# constant morphisms from projective, integral schemes over k

Let $$X$$ be a projective, irreducible, reduced scheme over $$k$$ and $$Y$$ be an affine $$k$$-scheme, where $$k$$ is algebraically closed. Prove that every morphism $$f : X → Y$$ is constant.

I know that for a general scheme $$X$$ which is irreducible as well as reduced (and $$Y$$ is just given to be a scheme i.e. no extra conditions imposed), combined with the fact that $$f$$ restricted to every affine open subset constant would imply that $$f$$ is constant . So if I can basically show that restriction of $$f$$ to every affine open subset is constant, we're done.

Now if in addition $$Y$$ is assumed to be an affine scheme, say $$\operatorname{Spec}(R_1)$$ then take any affine open subset say $$\operatorname{Spec}(R_2) \subset X$$ , then the homomorphism induced on the rings $$R_2 \to R_1$$ associated from the restriction of the morphism to the affine open subset, goes in the global section of the structure sheaf.

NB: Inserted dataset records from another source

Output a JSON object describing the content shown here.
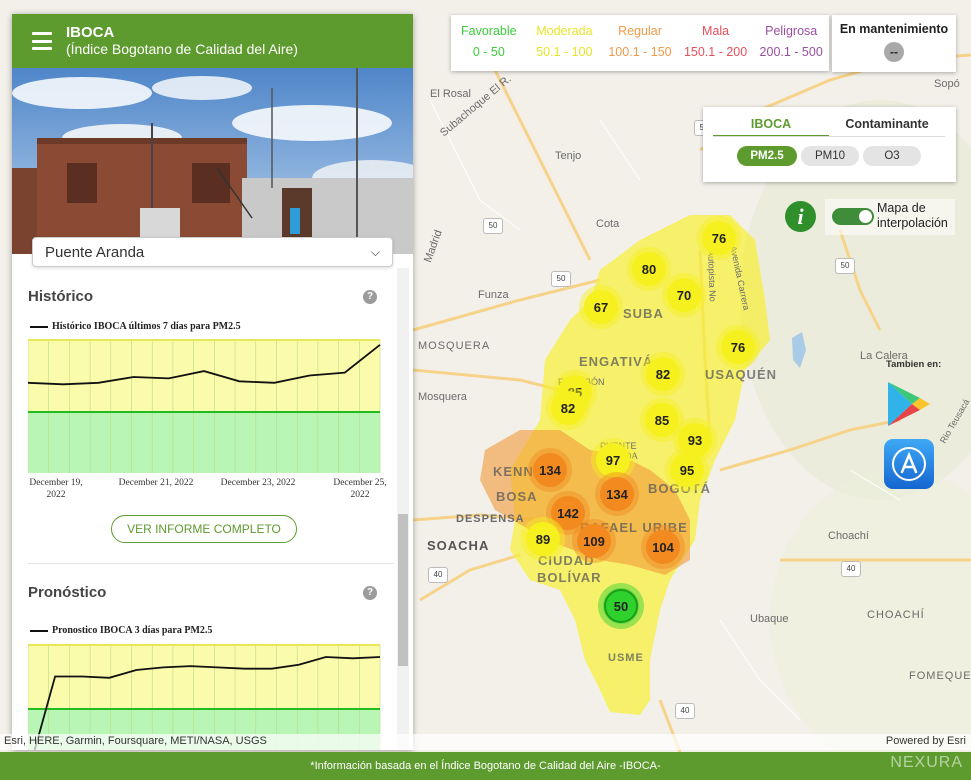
{
  "panel": {
    "title": "IBOCA",
    "subtitle": "(Índice Bogotano de Calidad del Aire)",
    "station": "Puente Aranda",
    "historico": {
      "title": "Histórico",
      "legend": "Histórico IBOCA últimos 7 días para PM2.5",
      "ticks": [
        "December 19, 2022",
        "December 21, 2022",
        "December 23, 2022",
        "December 25, 2022"
      ]
    },
    "ver_informe": "VER INFORME COMPLETO",
    "pronostico": {
      "title": "Pronóstico",
      "legend": "Pronostico IBOCA 3 días para PM2.5"
    }
  },
  "legend": {
    "items": [
      {
        "label": "Favorable",
        "range": "0 - 50",
        "color": "#3ccc3c"
      },
      {
        "label": "Moderada",
        "range": "50.1 - 100",
        "color": "#e8e42a"
      },
      {
        "label": "Regular",
        "range": "100.1 - 150",
        "color": "#f29a4a"
      },
      {
        "label": "Mala",
        "range": "150.1 - 200",
        "color": "#e8505a"
      },
      {
        "label": "Peligrosa",
        "range": "200.1 - 500",
        "color": "#9a4fa2"
      }
    ],
    "maintenance": {
      "label": "En mantenimiento",
      "value": "--"
    }
  },
  "indicator": {
    "tabs": [
      "IBOCA",
      "Contaminante"
    ],
    "active_tab": "IBOCA",
    "pollutants": [
      "PM2.5",
      "PM10",
      "O3"
    ],
    "active_pollutant": "PM2.5"
  },
  "controls": {
    "info": "i",
    "interpolation_label_1": "Mapa de",
    "interpolation_label_2": "interpolación",
    "tambien": "Tambien en:"
  },
  "map": {
    "places": [
      "El Rosal",
      "Subachoque El R.",
      "Tenjo",
      "Cota",
      "Madrid",
      "Funza",
      "MOSQUERA",
      "Mosquera",
      "DESPENSA",
      "La Calera",
      "Sopó",
      "Choachí",
      "Ubaque",
      "CHOACHÍ",
      "FOMEQUE",
      "Rio Teusacá",
      "Avenida Carrera",
      "Autopista No",
      "PUENTE ARANDA",
      "FONTIBÓN",
      "KENNEDY",
      "RAFAEL URIBE"
    ],
    "districts": [
      "SUBA",
      "ENGATIVÁ",
      "USAQUÉN",
      "BOGOTÁ",
      "BOSA",
      "SOACHA",
      "CIUDAD",
      "BOLÍVAR",
      "USME"
    ],
    "roads": [
      "50",
      "50",
      "50",
      "50",
      "40",
      "40",
      "40"
    ],
    "markers": [
      {
        "value": "76",
        "level": "moderada"
      },
      {
        "value": "80",
        "level": "moderada"
      },
      {
        "value": "70",
        "level": "moderada"
      },
      {
        "value": "67",
        "level": "moderada"
      },
      {
        "value": "76",
        "level": "moderada"
      },
      {
        "value": "82",
        "level": "moderada"
      },
      {
        "value": "85",
        "level": "moderada"
      },
      {
        "value": "82",
        "level": "moderada"
      },
      {
        "value": "85",
        "level": "moderada"
      },
      {
        "value": "93",
        "level": "moderada"
      },
      {
        "value": "97",
        "level": "moderada"
      },
      {
        "value": "95",
        "level": "moderada"
      },
      {
        "value": "134",
        "level": "regular"
      },
      {
        "value": "134",
        "level": "regular"
      },
      {
        "value": "142",
        "level": "regular"
      },
      {
        "value": "89",
        "level": "moderada"
      },
      {
        "value": "109",
        "level": "regular"
      },
      {
        "value": "104",
        "level": "regular"
      },
      {
        "value": "50",
        "level": "favorable"
      }
    ]
  },
  "attribution": {
    "left": "Esri, HERE, Garmin, Foursquare, METI/NASA, USGS",
    "right": "Powered by Esri"
  },
  "footer": {
    "text": "*Información basada en el Índice Bogotano de Calidad del Aire -IBOCA-",
    "brand": "NEXURA"
  },
  "chart_data": [
    {
      "type": "line",
      "title": "Histórico IBOCA últimos 7 días para PM2.5",
      "x": [
        "December 19, 2022",
        "December 21, 2022",
        "December 23, 2022",
        "December 25, 2022"
      ],
      "series": [
        {
          "name": "Histórico IBOCA últimos 7 días para PM2.5",
          "values": [
            70,
            69,
            70,
            74,
            73,
            78,
            71,
            70,
            75,
            77,
            96
          ]
        }
      ],
      "grid": true,
      "ylim": [
        0,
        100
      ]
    },
    {
      "type": "line",
      "title": "Pronostico IBOCA 3 días para PM2.5",
      "series": [
        {
          "name": "Pronostico IBOCA 3 días para PM2.5",
          "values": [
            0,
            75,
            75,
            74,
            80,
            82,
            83,
            82,
            81,
            81,
            84,
            90,
            89,
            90
          ]
        }
      ],
      "grid": true,
      "ylim": [
        0,
        100
      ]
    }
  ]
}
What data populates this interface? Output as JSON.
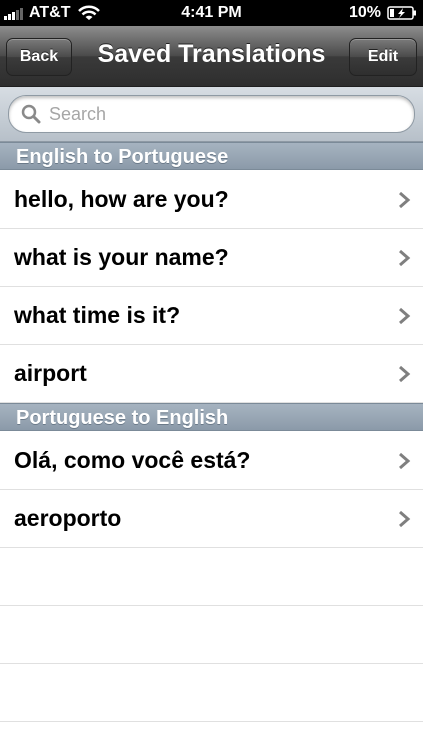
{
  "status_bar": {
    "carrier": "AT&T",
    "time": "4:41 PM",
    "battery": "10%"
  },
  "nav": {
    "title": "Saved Translations",
    "back_label": "Back",
    "edit_label": "Edit"
  },
  "search": {
    "placeholder": "Search",
    "value": ""
  },
  "sections": [
    {
      "header": "English to Portuguese",
      "items": [
        "hello, how are you?",
        "what is your name?",
        "what time is it?",
        "airport"
      ]
    },
    {
      "header": "Portuguese to English",
      "items": [
        "Olá, como você está?",
        "aeroporto"
      ]
    }
  ],
  "icons": {
    "search": "search-icon",
    "chevron": "chevron-right-icon",
    "wifi": "wifi-icon",
    "battery": "battery-icon",
    "signal": "signal-icon"
  },
  "colors": {
    "nav_bar": "#3a3a3a",
    "section_header": "#98a6b4",
    "search_bar": "#c3cbd3",
    "chevron": "#7f7f7f"
  }
}
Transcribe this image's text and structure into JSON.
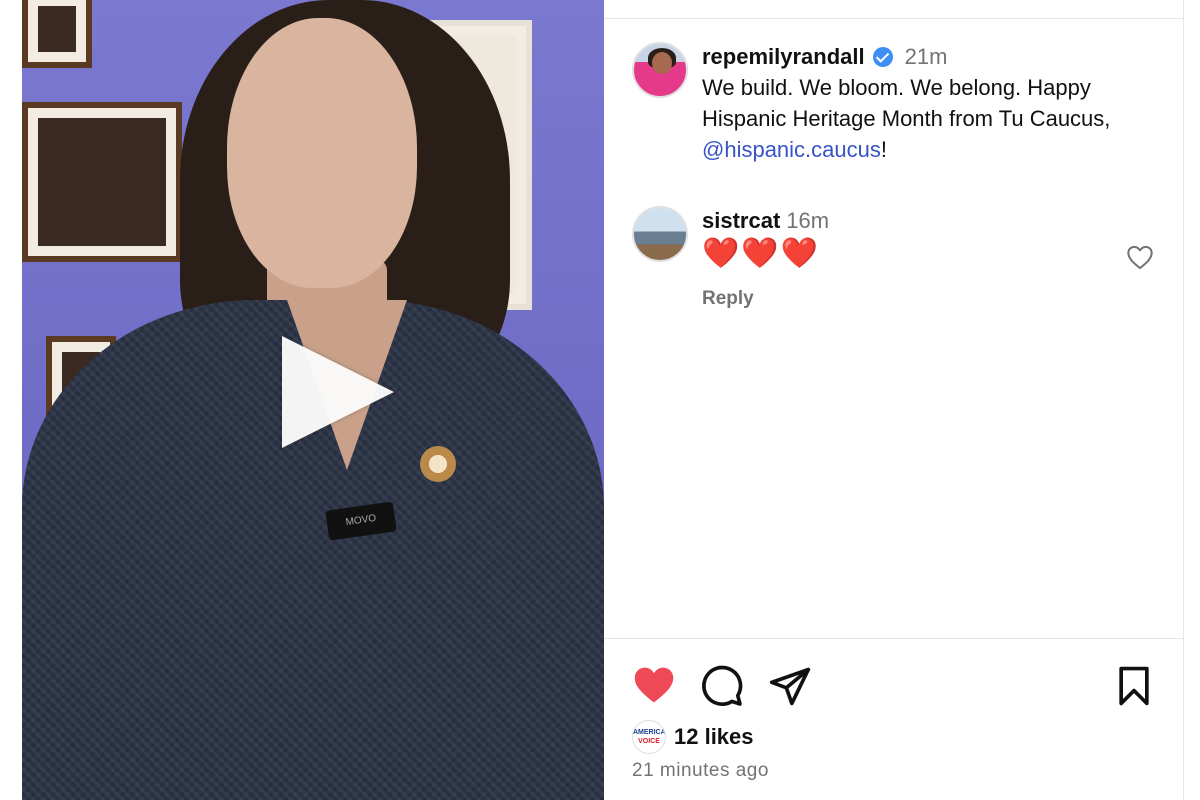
{
  "video": {
    "play_icon": "play-icon",
    "mic_label": "MOVO"
  },
  "post": {
    "username": "repemilyrandall",
    "time": "21m",
    "caption_text": "We build. We bloom. We belong. Happy Hispanic Heritage Month from Tu Caucus, ",
    "mention": "@hispanic.caucus",
    "caption_end": "!"
  },
  "comment": {
    "username": "sistrcat",
    "time": "16m",
    "text": "❤️❤️❤️",
    "reply_label": "Reply"
  },
  "liker": {
    "line1": "AMERICA'S",
    "line2": "VOICE"
  },
  "footer": {
    "likes": "12 likes",
    "timestamp": "21 minutes ago"
  },
  "colors": {
    "like": "#ed4956",
    "link": "#3753c7",
    "verified": "#3f8ef5",
    "muted": "#737373"
  }
}
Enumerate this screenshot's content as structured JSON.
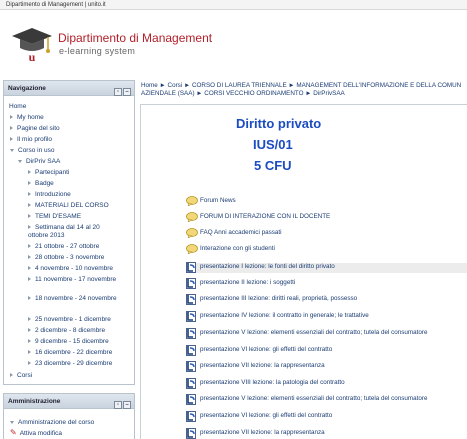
{
  "topbar": {
    "text": "Dipartimento di Management | unito.it"
  },
  "brand": {
    "title": "Dipartimento di Management",
    "subtitle": "e-learning system"
  },
  "navigation": {
    "title": "Navigazione",
    "home": "Home",
    "my_home": "My home",
    "site_pages": "Pagine del sito",
    "my_profile": "Il mio profilo",
    "current_course": "Corso in uso",
    "course_short": "DirPriv SAA",
    "items": [
      "Partecipanti",
      "Badge",
      "Introduzione",
      "MATERIALI DEL CORSO",
      "TEMI D'ESAME",
      "Settimana dal 14 al 20 ottobre 2013",
      "21 ottobre - 27 ottobre",
      "28 ottobre - 3 novembre",
      "4 novembre - 10 novembre",
      "11 novembre - 17 novembre",
      "18 novembre - 24 novembre",
      "25 novembre - 1 dicembre",
      "2 dicembre - 8 dicembre",
      "9 dicembre - 15 dicembre",
      "16 dicembre - 22 dicembre",
      "23 dicembre - 29 dicembre"
    ],
    "courses": "Corsi"
  },
  "administration": {
    "title": "Amministrazione",
    "course_admin": "Amministrazione del corso",
    "edit_on": "Attiva modifica"
  },
  "breadcrumb": {
    "line1": "Home ► Corsi ► CORSO DI LAUREA TRIENNALE ► MANAGEMENT DELL'INFORMAZIONE E DELLA COMUN",
    "line2": "AZIENDALE (SAA) ► CORSI VECCHIO ORDINAMENTO ► DirPrivSAA"
  },
  "course": {
    "title": "Diritto privato",
    "code": "IUS/01",
    "cfu": "5 CFU"
  },
  "activities": [
    {
      "type": "forum",
      "label": "Forum News"
    },
    {
      "type": "forum",
      "label": "FORUM DI INTERAZIONE CON IL DOCENTE"
    },
    {
      "type": "forum",
      "label": "FAQ Anni accademici passati"
    },
    {
      "type": "forum",
      "label": "Interazione con gli studenti"
    },
    {
      "type": "presentation",
      "label": "presentazione I lezione: le fonti del diritto privato"
    },
    {
      "type": "presentation",
      "label": "presentazione II lezione: i soggetti"
    },
    {
      "type": "presentation",
      "label": "presentazione III lezione: diritti reali, proprietà, possesso"
    },
    {
      "type": "presentation",
      "label": "presentazione IV lezione: il contratto in generale; le trattative"
    },
    {
      "type": "presentation",
      "label": "presentazione V lezione: elementi essenziali del contratto; tutela del consumatore"
    },
    {
      "type": "presentation",
      "label": "presentazione VI lezione: gli effetti del contratto"
    },
    {
      "type": "presentation",
      "label": "presentazione VII lezione: la rappresentanza"
    },
    {
      "type": "presentation",
      "label": "presentazione VIII lezione: la patologia del contratto"
    },
    {
      "type": "presentation",
      "label": "presentazione V lezione: elementi essenziali del contratto; tutela del consumatore"
    },
    {
      "type": "presentation",
      "label": "presentazione VI lezione: gli effetti del contratto"
    },
    {
      "type": "presentation",
      "label": "presentazione VII lezione: la rappresentanza"
    }
  ],
  "colors": {
    "brand_red": "#b3202a",
    "title_blue": "#1b4cc2",
    "link_blue": "#1b3c73"
  }
}
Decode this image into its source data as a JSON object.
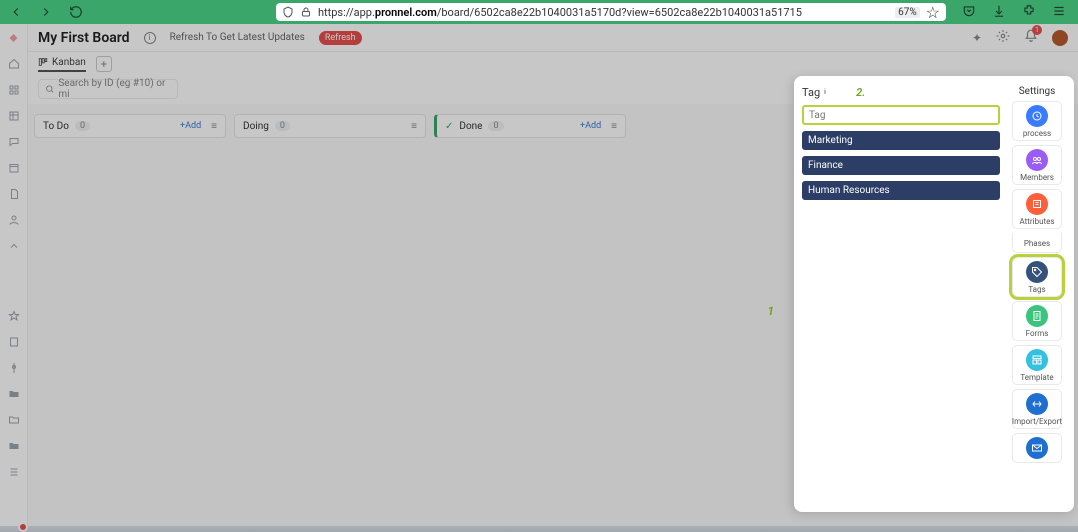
{
  "browser": {
    "url_prefix": "https://app.",
    "url_domain": "pronnel.com",
    "url_path": "/board/6502ca8e22b1040031a5170d?view=6502ca8e22b1040031a51715",
    "zoom": "67%"
  },
  "header": {
    "title": "My First Board",
    "refresh_text": "Refresh To Get Latest Updates",
    "refresh_btn": "Refresh",
    "notif_count": "1"
  },
  "tabs": {
    "kanban": "Kanban"
  },
  "search": {
    "placeholder": "Search by ID (eg #10) or mi"
  },
  "columns": [
    {
      "name": "To Do",
      "count": "0",
      "add": "+Add"
    },
    {
      "name": "Doing",
      "count": "0"
    },
    {
      "name": "Done",
      "count": "0",
      "add": "+Add",
      "done": true
    }
  ],
  "annotation": {
    "one": "1",
    "two": "2."
  },
  "panel": {
    "tag_title": "Tag",
    "tag_input_placeholder": "Tag",
    "tags": [
      "Marketing",
      "Finance",
      "Human Resources"
    ],
    "settings_title": "Settings",
    "tiles": {
      "process": "process",
      "members": "Members",
      "attributes": "Attributes",
      "phases": "Phases",
      "tags": "Tags",
      "forms": "Forms",
      "template": "Template",
      "import": "Import/Export"
    }
  }
}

How to maybe combine these with the $$k-scheme$$ structure and also how to use the fact that our $$X$$ is also projective and a scheme over $$k$$.

Thanks for help.

• 1. If you use \operatorname{Spec} to format $\operatorname{Spec}$, your text will look nicer. I've made this adjustment for you. 2. Hint: have you heard that a map to an affine scheme is determined by the map on global sections? This will probably be more effective than your current strategy for this problem. Jun 22 '20 at 22:44
• @KReiser Actually I haven't. Can you kindly elaborate your thought as an answer. Jun 22 '20 at 22:48

First, we note that $$\mathcal{O}_X(X)$$ is a field since $$X$$ is an integral projective scheme over a field. Next, for any locally ringed space $$X$$ and any affine scheme $$Y$$, there is a bijection between morphisms $$X\to Y$$ and ring homomorphisms $$\mathcal{O}_Y(Y)\to \mathcal{O}_X(X)$$ (see for instance Stacks 01I1, or EGA III Err 1 Prop 1.8.1 where it is attributed to Tate, or Hartshorne exercise II.2.4). The interesting portion of this bijection is that given a map on global sections $$f$$, we send a point $$x\in X$$ to the point $$y\in Y$$ corresponding to the preimage of $$\mathfrak{m}_x\subset \mathcal{O}_{X,x}$$ under the composite map $$\mathcal{O}_Y(Y)\stackrel{f}{\to}\mathcal{O}_X(X)\to\mathcal{O}_{X,x}.$$
So the morphisms $$X\to Y$$ are in bijection with maps from $$\mathcal{O}_Y(Y)$$ to a field. But such a map is given by a maximal ideal of $$\mathcal{O}_Y(Y)$$, and tracing through the bijection above, we see that this means that all points $$x$$ map to this maximal ideal.
To give an intuitive complement to the other answer, one can think of global sections of the structure sheaf of $$(X,O_X)$$ as maps to $$X\rightarrow \mathbb{A}^1$$, and affine schemes have heaps of such maps, while projective schemes have very few. One can then prove the result by noting that if the map $$X\rightarrow Y$$ wasn't constant, we could find a map from $$Y$$ to $$\mathbb{A}^1$$ that witnesses this ("functions on affine schemes seperate points"). Justifying this will boild down to unravelling the definitions of what it means to be a constant map, and using that the global sections of $$O_X$$ are just $$k$$, but I find it easier to do so with this geometric picture in mind.